Si può ritmizzare un mantra con l'intento di fargli attraversare la notte, anche questa è una “tecnica” per destare la nostra consapevolezza nella sfera sottile. Ci si ripropone di ritmizzare il mantra, di addormentarsi ritmizando il mantra e, poi, riprenderlo appena ci si sveglia. Questa pratica alla lunga può lanciare un freccia, con attaccato un filo di consapevolezza, che solca la notte. Il sonno non è uguale ma ha diverse fasi. Durante le fasi più leggere emerge la ritmizzazione del mantra che, per così dire, canta da solo e, benchè si sta dormendo, si è un pò più desti. Desti però non nello stato di veglia o grossolano, ma, nello stato sottile.

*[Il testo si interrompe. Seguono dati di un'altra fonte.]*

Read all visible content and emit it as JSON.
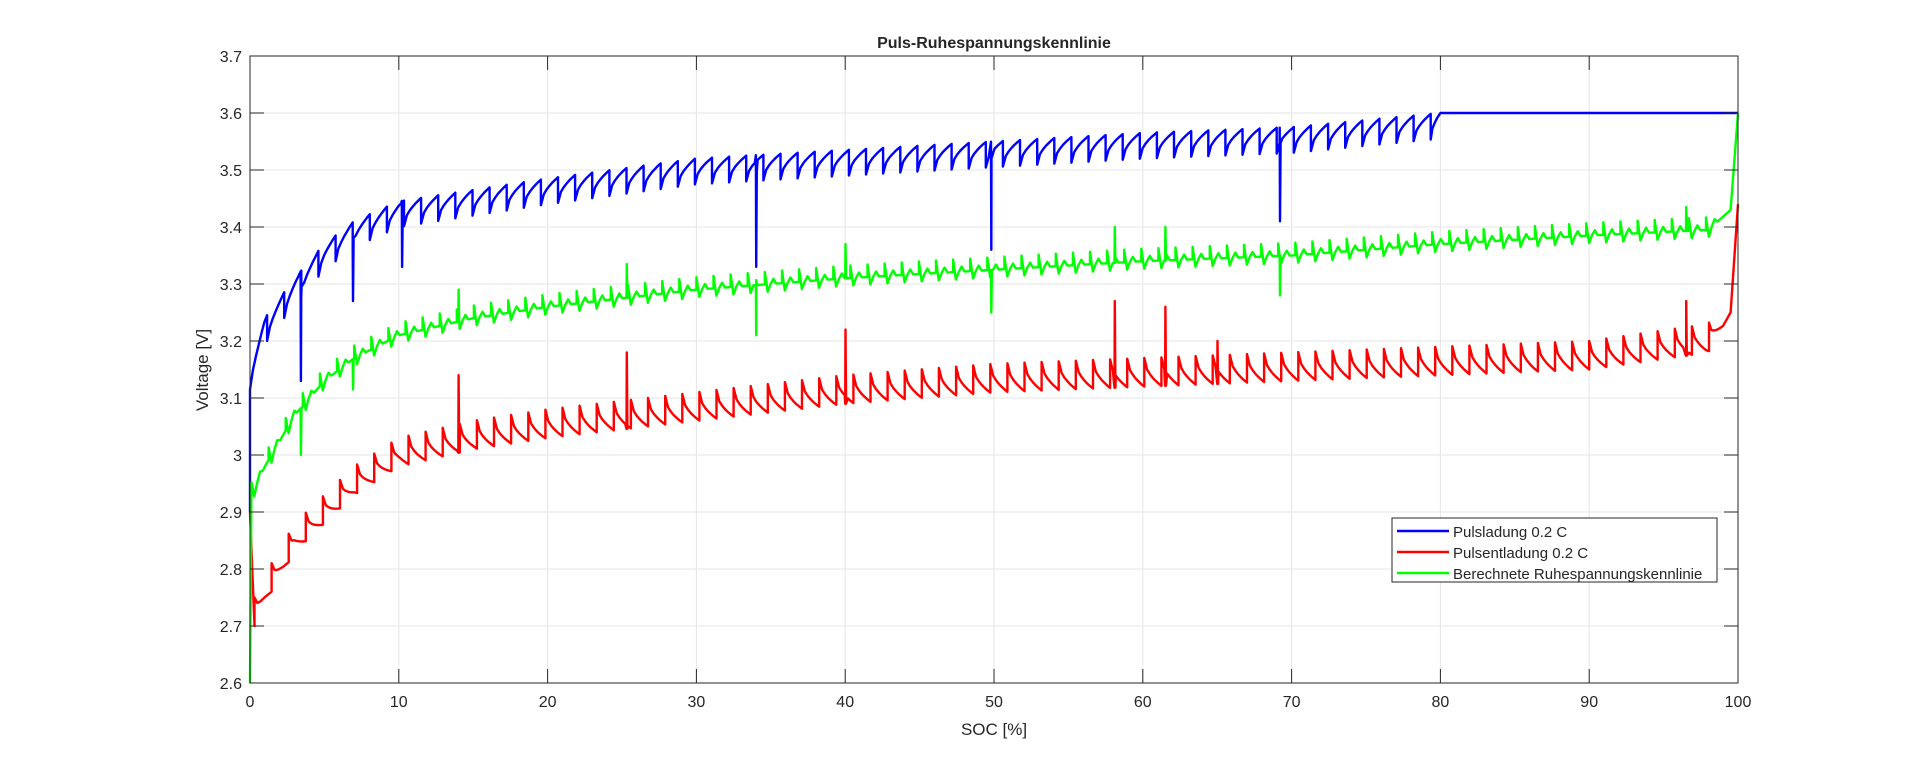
{
  "chart_data": {
    "type": "line",
    "title": "Puls-Ruhespannungskennlinie",
    "xlabel": "SOC [%]",
    "ylabel": "Voltage [V]",
    "xlim": [
      0,
      100
    ],
    "ylim": [
      2.6,
      3.7
    ],
    "xticks": [
      0,
      10,
      20,
      30,
      40,
      50,
      60,
      70,
      80,
      90,
      100
    ],
    "yticks": [
      2.6,
      2.7,
      2.8,
      2.9,
      3,
      3.1,
      3.2,
      3.3,
      3.4,
      3.5,
      3.6,
      3.7
    ],
    "ytick_labels": [
      "2.6",
      "2.7",
      "2.8",
      "2.9",
      "3",
      "3.1",
      "3.2",
      "3.3",
      "3.4",
      "3.5",
      "3.6",
      "3.7"
    ],
    "grid": true,
    "legend_position": "lower-right",
    "series": [
      {
        "name": "Pulsladung 0.2 C",
        "color": "#0000ff",
        "shape": "dip-recover",
        "start": [
          [
            0,
            2.9
          ]
        ],
        "envelope": [
          [
            0,
            3.16
          ],
          [
            1,
            3.24
          ],
          [
            3,
            3.31
          ],
          [
            5,
            3.37
          ],
          [
            7,
            3.41
          ],
          [
            10,
            3.445
          ],
          [
            15,
            3.465
          ],
          [
            20,
            3.485
          ],
          [
            30,
            3.52
          ],
          [
            40,
            3.535
          ],
          [
            50,
            3.55
          ],
          [
            60,
            3.565
          ],
          [
            70,
            3.575
          ],
          [
            80,
            3.6
          ],
          [
            100,
            3.6
          ]
        ],
        "pulse_period": 1.15,
        "pulse_amplitude": 0.045,
        "pulse_end": 80,
        "spikes": [
          [
            3.4,
            3.13
          ],
          [
            6.9,
            3.27
          ],
          [
            10.2,
            3.33
          ],
          [
            34,
            3.33
          ],
          [
            49.8,
            3.36
          ],
          [
            69.2,
            3.41
          ]
        ]
      },
      {
        "name": "Pulsentladung 0.2 C",
        "color": "#ff0000",
        "shape": "jump-decay",
        "start": [
          [
            0,
            2.9
          ],
          [
            0.3,
            2.7
          ]
        ],
        "envelope": [
          [
            0.3,
            2.7
          ],
          [
            1,
            2.74
          ],
          [
            3,
            2.83
          ],
          [
            5,
            2.88
          ],
          [
            7,
            2.93
          ],
          [
            10,
            2.98
          ],
          [
            15,
            3.01
          ],
          [
            20,
            3.03
          ],
          [
            30,
            3.06
          ],
          [
            40,
            3.09
          ],
          [
            50,
            3.11
          ],
          [
            60,
            3.12
          ],
          [
            70,
            3.13
          ],
          [
            80,
            3.14
          ],
          [
            90,
            3.15
          ],
          [
            98,
            3.18
          ],
          [
            99.5,
            3.25
          ],
          [
            100,
            3.44
          ]
        ],
        "pulse_period": 1.15,
        "pulse_amplitude": 0.05,
        "pulse_end": 99,
        "spikes": [
          [
            14,
            3.14
          ],
          [
            25.3,
            3.18
          ],
          [
            40,
            3.22
          ],
          [
            58.1,
            3.27
          ],
          [
            61.5,
            3.26
          ],
          [
            65,
            3.2
          ],
          [
            96.5,
            3.27
          ]
        ]
      },
      {
        "name": "Berechnete Ruhespannungskennlinie",
        "color": "#00ff00",
        "shape": "zigzag",
        "start": [
          [
            0,
            2.6
          ]
        ],
        "envelope": [
          [
            0.1,
            2.93
          ],
          [
            1,
            2.98
          ],
          [
            3,
            3.07
          ],
          [
            5,
            3.13
          ],
          [
            7,
            3.17
          ],
          [
            10,
            3.21
          ],
          [
            15,
            3.24
          ],
          [
            20,
            3.26
          ],
          [
            30,
            3.29
          ],
          [
            40,
            3.31
          ],
          [
            50,
            3.325
          ],
          [
            60,
            3.34
          ],
          [
            70,
            3.35
          ],
          [
            80,
            3.37
          ],
          [
            90,
            3.385
          ],
          [
            98,
            3.395
          ],
          [
            99.5,
            3.43
          ],
          [
            100,
            3.6
          ]
        ],
        "pulse_period": 1.15,
        "pulse_amplitude": 0.022,
        "pulse_end": 99,
        "spikes": [
          [
            3.4,
            3.0
          ],
          [
            6.9,
            3.115
          ],
          [
            14,
            3.29
          ],
          [
            25.3,
            3.335
          ],
          [
            34,
            3.21
          ],
          [
            40,
            3.37
          ],
          [
            49.8,
            3.25
          ],
          [
            58.1,
            3.4
          ],
          [
            61.5,
            3.4
          ],
          [
            69.2,
            3.28
          ],
          [
            96.5,
            3.435
          ]
        ]
      }
    ]
  }
}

Tutto ciò perché ci si abitui a essere svegli mentalmente ma addormentati fisicamente. Lo so che è un paradosso. Durante lo shavasana prima di addormentarsi si può ritmizzare un intento.

Shavasana, fatta bene, porta a una completa astrazione dal corpo fisico. A un certo punto le funzioni biologiche sembrano assenti. In quel momento e nel silenzio della mente si può formulare un intento, si deposita un seme di “comportamento determinato”. Noi tendiamo a dimenticare, soprattutto le nostre avventure oiniriche. A volte ci capita un'occasione di proiezione spontanea e la drammaticità dell'evento ci sopraffà e, invece di utilizzare le funzioni superiori della psiche, ci si lascia sopraffare dalla funzioni vitali inferiori e si scappa. Ritmizzare una formuletta sonora, non so se avete presente la formuletta della congregazione delle Bene Gesserit del romanzo Dune, può, un pò per autoipnosi, quindi occhio a quel che vi mettete dentro, un pò come remember, come dire, far cogliere una chance, può farci cogliere il nostro centimetro cubo di fortuna. Sorgono le vibrazioni, ci si sveglia immobili e invece di farci sopraffare dall'istinto di conservazione, che di questo si tratta, l corpo lo sa che giochiamo con la morte, possiamo ricordare l'intento e avere quel briciolo di consapevolezza in più che ci consente di prendere al volo la nostra occasione fortunata e assecondare l'evento che ci si è presentato.